The new tests will comprise two main papers instead of three as in previous years, with an additional writing task to be used only where there is a headteacher assessment (HTA) as before. The first paper will probably have content similar to the previous verbal and non-verbal reasoning tests, and will have elements of both, but test different aspects of the two reasoning types from year to year, and possibly in different proportions. We shall not know the exact make up and style until the first papers are set. GL Assessment refers to four reasoning types on its website, including verbal and non-verbal reasoning. However, it also lists Spacial Awareness and Quantitative Reasoning, both of which it explains as part of NVR. The second paper will be a combination of numeracy (which is the current third paper) but will also test literacy for the first time in many years. Again we shall need to see the first papers to be confident of content, but as it is to be a multiple choice paper, as is the first one, I anticipate it will be mainly a comprehension task, possibly with an element of grammar.

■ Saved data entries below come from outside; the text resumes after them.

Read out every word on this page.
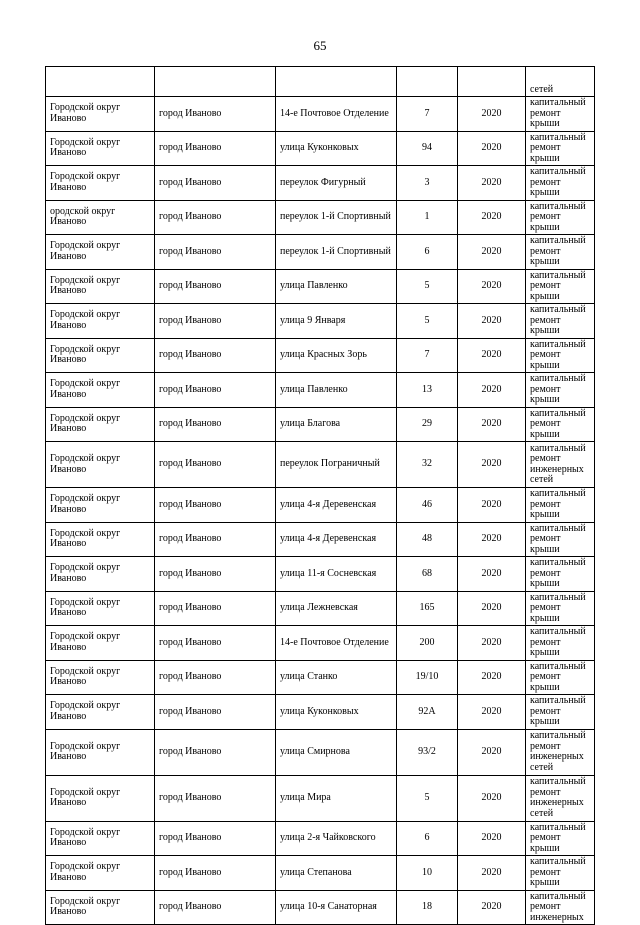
65
					сетей
Городской округ Иваново	город Иваново	14-е Почтовое Отделение	7	2020	капитальный ремонт крыши
Городской округ Иваново	город Иваново	улица Куконковых	94	2020	капитальный ремонт крыши
Городской округ Иваново	город Иваново	переулок Фигурный	3	2020	капитальный ремонт крыши
ородской округ Иваново	город Иваново	переулок 1-й Спортивный	1	2020	капитальный ремонт крыши
Городской округ Иваново	город Иваново	переулок 1-й Спортивный	6	2020	капитальный ремонт крыши
Городской округ Иваново	город Иваново	улица Павленко	5	2020	капитальный ремонт крыши
Городской округ Иваново	город Иваново	улица 9 Января	5	2020	капитальный ремонт крыши
Городской округ Иваново	город Иваново	улица Красных Зорь	7	2020	капитальный ремонт крыши
Городской округ Иваново	город Иваново	улица Павленко	13	2020	капитальный ремонт крыши
Городской округ Иваново	город Иваново	улица Благова	29	2020	капитальный ремонт крыши
Городской округ Иваново	город Иваново	переулок Пограничный	32	2020	капитальный ремонт инженерных сетей
Городской округ Иваново	город Иваново	улица 4-я Деревенская	46	2020	капитальный ремонт крыши
Городской округ Иваново	город Иваново	улица 4-я Деревенская	48	2020	капитальный ремонт крыши
Городской округ Иваново	город Иваново	улица 11-я Сосневская	68	2020	капитальный ремонт крыши
Городской округ Иваново	город Иваново	улица Лежневская	165	2020	капитальный ремонт крыши
Городской округ Иваново	город Иваново	14-е Почтовое Отделение	200	2020	капитальный ремонт крыши
Городской округ Иваново	город Иваново	улица Станко	19/10	2020	капитальный ремонт крыши
Городской округ Иваново	город Иваново	улица Куконковых	92А	2020	капитальный ремонт крыши
Городской округ Иваново	город Иваново	улица Смирнова	93/2	2020	капитальный ремонт инженерных сетей
Городской округ Иваново	город Иваново	улица Мира	5	2020	капитальный ремонт инженерных сетей
Городской округ Иваново	город Иваново	улица 2-я Чайковского	6	2020	капитальный ремонт крыши
Городской округ Иваново	город Иваново	улица Степанова	10	2020	капитальный ремонт крыши
Городской округ Иваново	город Иваново	улица 10-я Санаторная	18	2020	капитальный ремонт инженерных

KCC hopes that the flexibility of the new format will reduce the effects of coaching and certainly the first year's test will be partly uncharted waters, but I anticipate the coaching industry and the obsessives will go into full speed to seek out possible examples of the new format, and by Year Two will be geared up. However, the very uncertainty of content and arrangement of it across the two papers will reduce the effect and hopefully provide a more level playing field, which should be applauded by all parents.

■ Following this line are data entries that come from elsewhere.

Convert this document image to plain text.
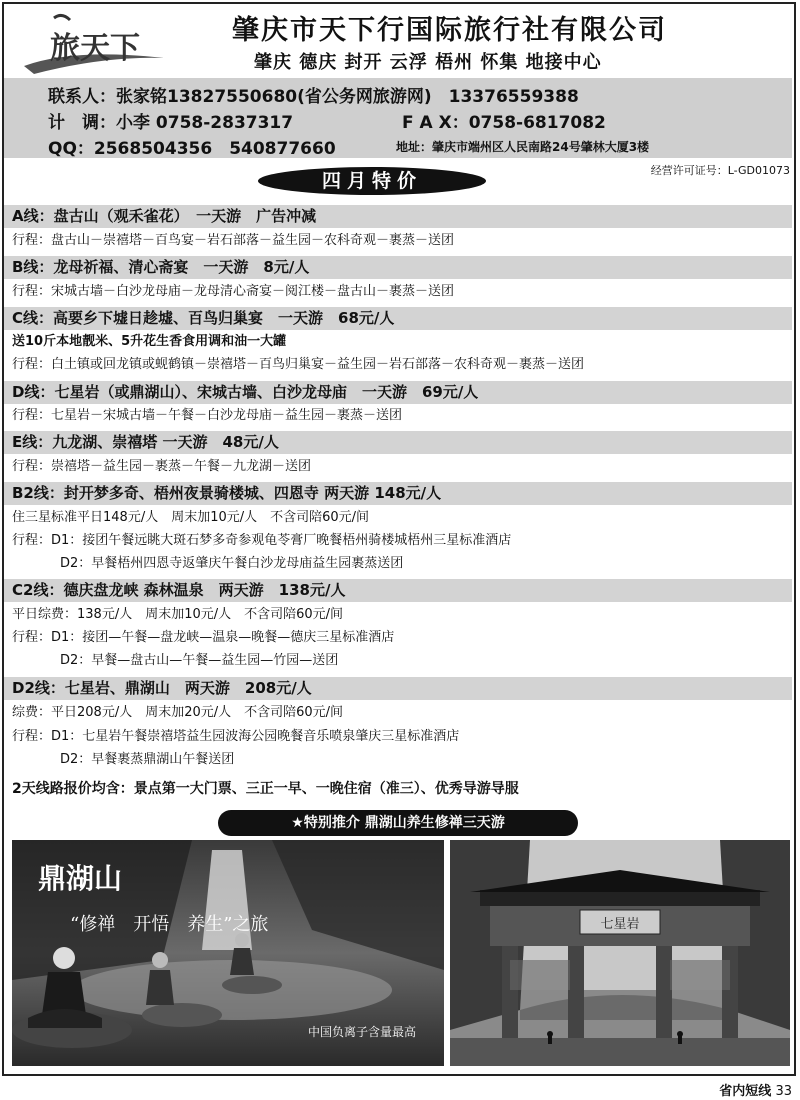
旅天下
肇庆市天下行国际旅行社有限公司
肇庆 德庆 封开 云浮 梧州 怀集 地接中心
联系人：张家铭13827550680(省公务网旅游网)　13376559388
计　调：小李 0758-2837317	F A X：0758-6817082
QQ：2568504356　540877660	地址：肇庆市端州区人民南路24号肇林大厦3楼
经营许可证号：L-GD01073
四月特价
A线：盘古山（观禾雀花）　一天游　广告冲减
行程：盘古山－崇禧塔－百鸟宴－岩石部落－益生园－农科奇观－裹蒸－送团
B线：龙母祈福、清心斋宴　一天游　8元/人
行程：宋城古墙－白沙龙母庙－龙母清心斋宴－阅江楼－盘古山－裹蒸－送团
C线：高要乡下墟日趁墟、百鸟归巢宴　一天游　68元/人
送10斤本地靓米、5升花生香食用调和油一大罐
行程：白土镇或回龙镇或蚬鹤镇－崇禧塔－百鸟归巢宴－益生园－岩石部落－农科奇观－裹蒸－送团
D线：七星岩（或鼎湖山）、宋城古墙、白沙龙母庙　一天游　69元/人
行程：七星岩－宋城古墙－午餐－白沙龙母庙－益生园－裹蒸－送团
E线：九龙湖、崇禧塔 一天游　48元/人
行程：崇禧塔－益生园－裹蒸－午餐－九龙湖－送团
B2线：封开梦多奇、梧州夜景骑楼城、四恩寺 两天游 148元/人
住三星标准平日148元/人　周末加10元/人　不含司陪60元/间
行程：D1：接团午餐远眺大斑石梦多奇参观龟苓膏厂晚餐梧州骑楼城梧州三星标准酒店
D2：早餐梧州四恩寺返肇庆午餐白沙龙母庙益生园裹蒸送团
C2线：德庆盘龙峡 森林温泉　两天游　138元/人
平日综费：138元/人　周末加10元/人　不含司陪60元/间
行程：D1：接团—午餐—盘龙峡—温泉—晚餐—德庆三星标准酒店
D2：早餐—盘古山—午餐—益生园—竹园—送团
D2线：七星岩、鼎湖山　两天游　208元/人
综费：平日208元/人　周末加20元/人　不含司陪60元/间
行程：D1：七星岩午餐崇禧塔益生园波海公园晚餐音乐喷泉肇庆三星标准酒店
D2：早餐裹蒸鼎湖山午餐送团
2天线路报价均含：景点第一大门票、三正一早、一晚住宿（准三）、优秀导游导服
★特别推介 鼎湖山养生修禅三天游
鼎湖山
“修禅　开悟　养生”之旅
中国负离子含量最高
七星岩
省内短线 33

One school which will be a barometer of the success of the new tests is The Judd School in Tonbridge, our super selective grammar with the highest requirements in the Kent Test. Judd has made it clear it wants to attract the boys with the highest ability, not those most heavily coached and will be watching the outcomes of the 2014 Kent Test with great interest. It will then decide if it will stay with the Kent Test (assuming it worked!) or abandon it and seek its own test with a stronger element of literacy. Interestingly, both the Dover and now the Shepway Test which are run as an alternative to the Kent Test have a significant literacy element, which they claim enables them to select more children of grammar school ability with such strengths. Tests such as these can be administered by a small group of schools whoa re able to mark literacy papers by hand and ensure consistency of assessment. Sadly, this is not possible across the 12,000 Kent Test applicants, which is why the 'literacy' element is assessed by a multiple choice paper.

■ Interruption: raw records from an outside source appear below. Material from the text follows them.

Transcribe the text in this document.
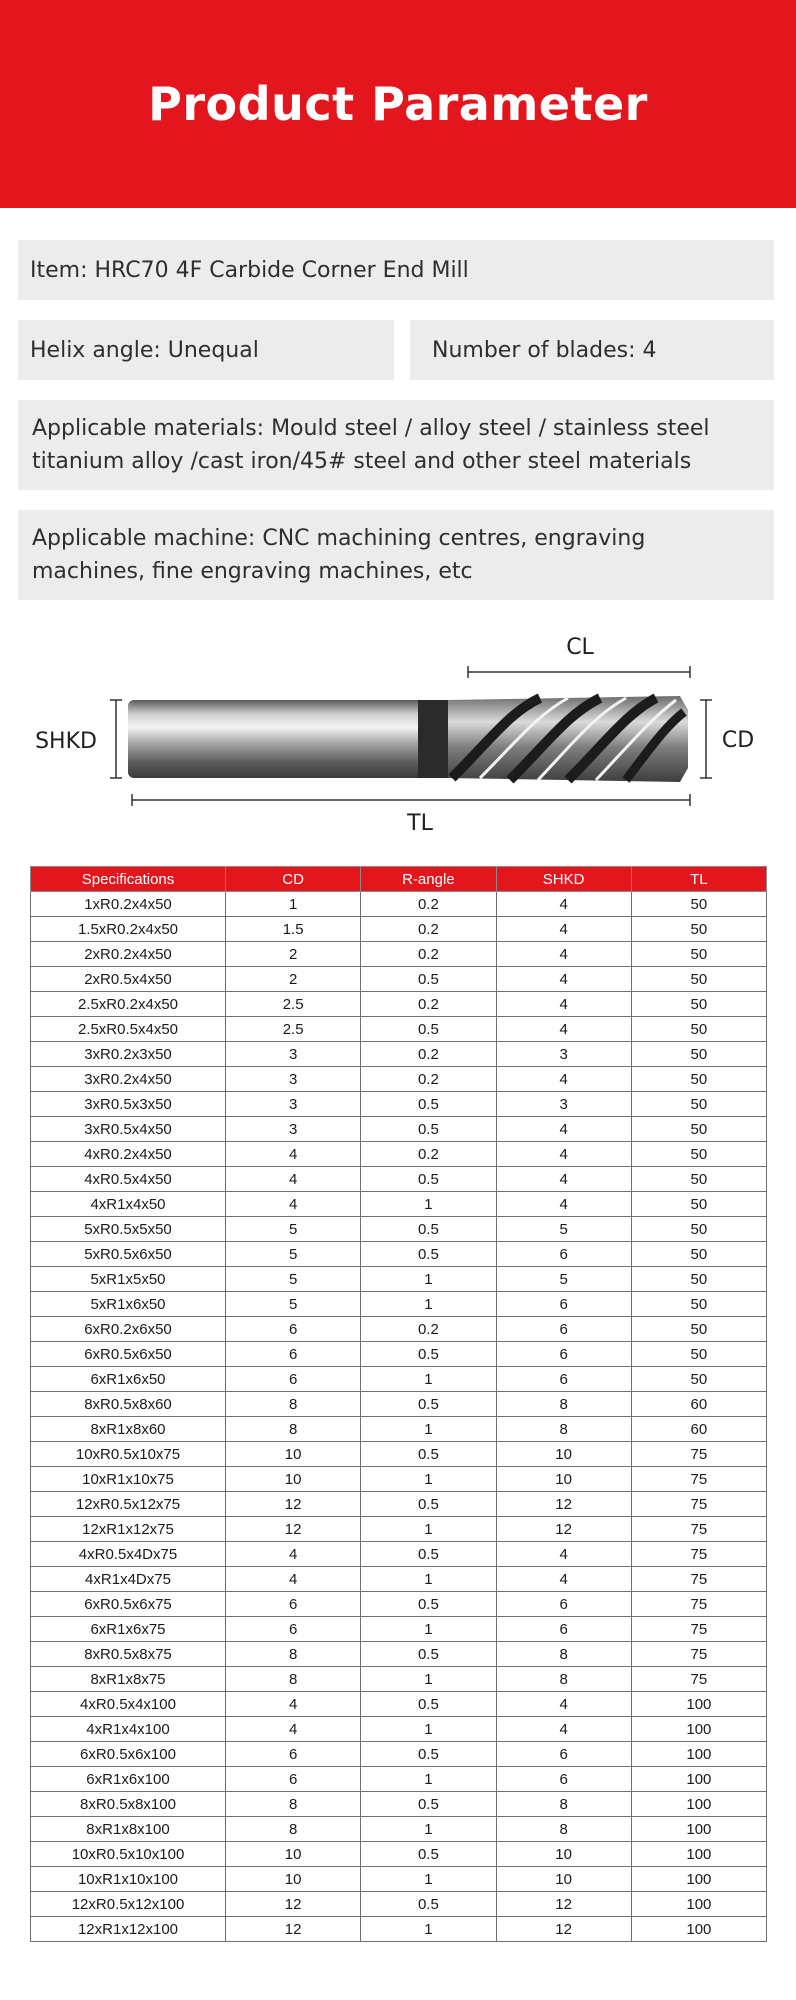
Product Parameter
Item: HRC70 4F Carbide Corner End Mill
Helix angle: Unequal	Number of blades: 4
Applicable materials: Mould steel / alloy steel / stainless steel
titanium alloy /cast iron/45# steel and other steel materials
Applicable machine: CNC machining centres, engraving
machines, fine engraving machines, etc
CL
SHKD	CD
TL
Specifications	CD	R-angle	SHKD	TL
1xR0.2x4x50	1	0.2	4	50
1.5xR0.2x4x50	1.5	0.2	4	50
2xR0.2x4x50	2	0.2	4	50
2xR0.5x4x50	2	0.5	4	50
2.5xR0.2x4x50	2.5	0.2	4	50
2.5xR0.5x4x50	2.5	0.5	4	50
3xR0.2x3x50	3	0.2	3	50
3xR0.2x4x50	3	0.2	4	50
3xR0.5x3x50	3	0.5	3	50
3xR0.5x4x50	3	0.5	4	50
4xR0.2x4x50	4	0.2	4	50
4xR0.5x4x50	4	0.5	4	50
4xR1x4x50	4	1	4	50
5xR0.5x5x50	5	0.5	5	50
5xR0.5x6x50	5	0.5	6	50
5xR1x5x50	5	1	5	50
5xR1x6x50	5	1	6	50
6xR0.2x6x50	6	0.2	6	50
6xR0.5x6x50	6	0.5	6	50
6xR1x6x50	6	1	6	50
8xR0.5x8x60	8	0.5	8	60
8xR1x8x60	8	1	8	60
10xR0.5x10x75	10	0.5	10	75
10xR1x10x75	10	1	10	75
12xR0.5x12x75	12	0.5	12	75
12xR1x12x75	12	1	12	75
4xR0.5x4Dx75	4	0.5	4	75
4xR1x4Dx75	4	1	4	75
6xR0.5x6x75	6	0.5	6	75
6xR1x6x75	6	1	6	75
8xR0.5x8x75	8	0.5	8	75
8xR1x8x75	8	1	8	75
4xR0.5x4x100	4	0.5	4	100
4xR1x4x100	4	1	4	100
6xR0.5x6x100	6	0.5	6	100
6xR1x6x100	6	1	6	100
8xR0.5x8x100	8	0.5	8	100
8xR1x8x100	8	1	8	100
10xR0.5x10x100	10	0.5	10	100
10xR1x10x100	10	1	10	100
12xR0.5x12x100	12	0.5	12	100
12xR1x12x100	12	1	12	100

Another website contains many postings by parents across the country whose children have taken and passed the Kent Test with high passes. They are seeking advice on whether they will get places at the super-selectives and will then deign to consider moving to Kent to take up these places. Kent parents seeking places in their local grammar schools will and should be incensed by such practices.
The new tests are to be set by GL Assessment, who have produced KCC 11 plus tests for some years, which will come as a surprise to many, for this format is one that has been used by another organisation, CEM, a rapidly expanding assessment group. GL Assessment produce test papers for sale, but KCC made it a requirement in their tender that main test material must not be available for purchase. It therefore remains to be seen whether we will see practice material in the future claiming to be aligned to the Kent process, especially as KCC intend keeping access to test content restricted.